The Christine Jorgensen Story may be a better movie by comparison, but Myra Breckinridge, with its lead character written as a strong woman/fierce gay man rather than a self-loathing closet case/fragile wallflower, is more empowering (provided you don’t get too hung up on the rape scene, of course). It’s still a trainwreck, but that just makes it worth seeing all the more. You can do so here.

BONUS MATERIAL: People often have as much fun, if not more, discussing a notorious bomb than viewing it, especially when said bomb goes on to attain cult status. Consequently, there are an abundance of articles, reviews and think-pieces about Myra Breckinridge. Here are a few worth checking out:

Dreams Are What Le Cinema is For… has a very thorough review that includes all the gory details about Myra Breckinridge’s production, as well as much higher quality stills from the movie (that’s what I get for not investing in the DVD).
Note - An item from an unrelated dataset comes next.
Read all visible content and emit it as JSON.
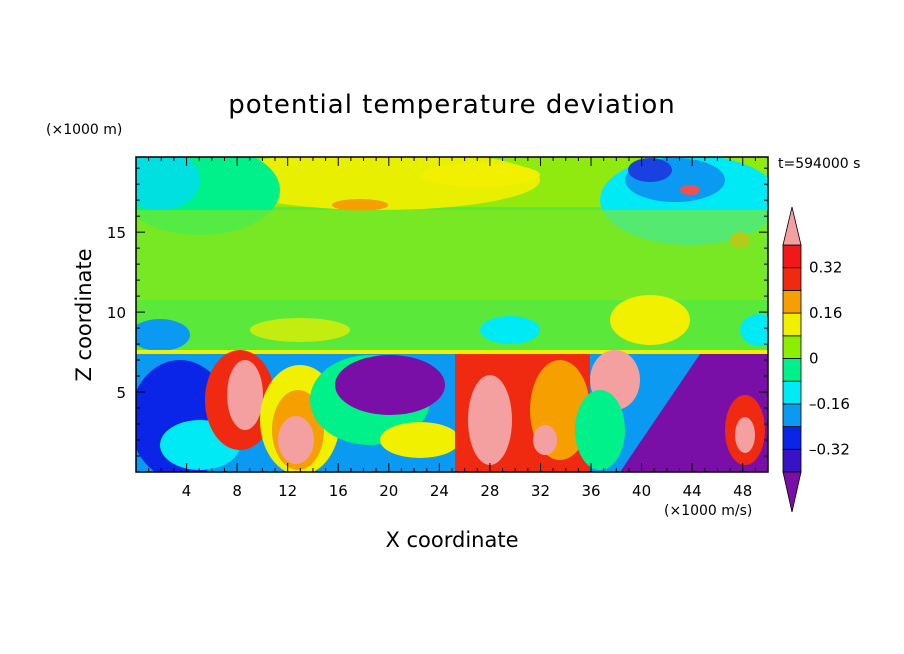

My Year of Flops Case File #19: Though I disagree with his assessment of Reed’s performance as an “unexpected highlight of the film” (it’s a not-terrible performance by an otherwise terrible person, and that’s the extent of praise I can allow), Nathan Rabin’s review of this film—indeed, the whole My Year/World of Flops series—is not only a fun read, but a reminder of how good the A.V. Club site used to be.

Myra Breckinridge and Trans Roles on Film: James Gent takes a more serious look at the film and its place regarding trans representation in film.

2012 Q&A with Raquel Welch: Though Welch initially tried to distance herself from this career disappointment, she eventually lightened up and laughed along with everyone else. In this Q&A with a starstruck Simon Doonan she talks about her experience in making the film, with a good portion spent dishing on Mae West. R.I.P., Raquel.

*Welch herself wasn’t exactly known for being a delight on set.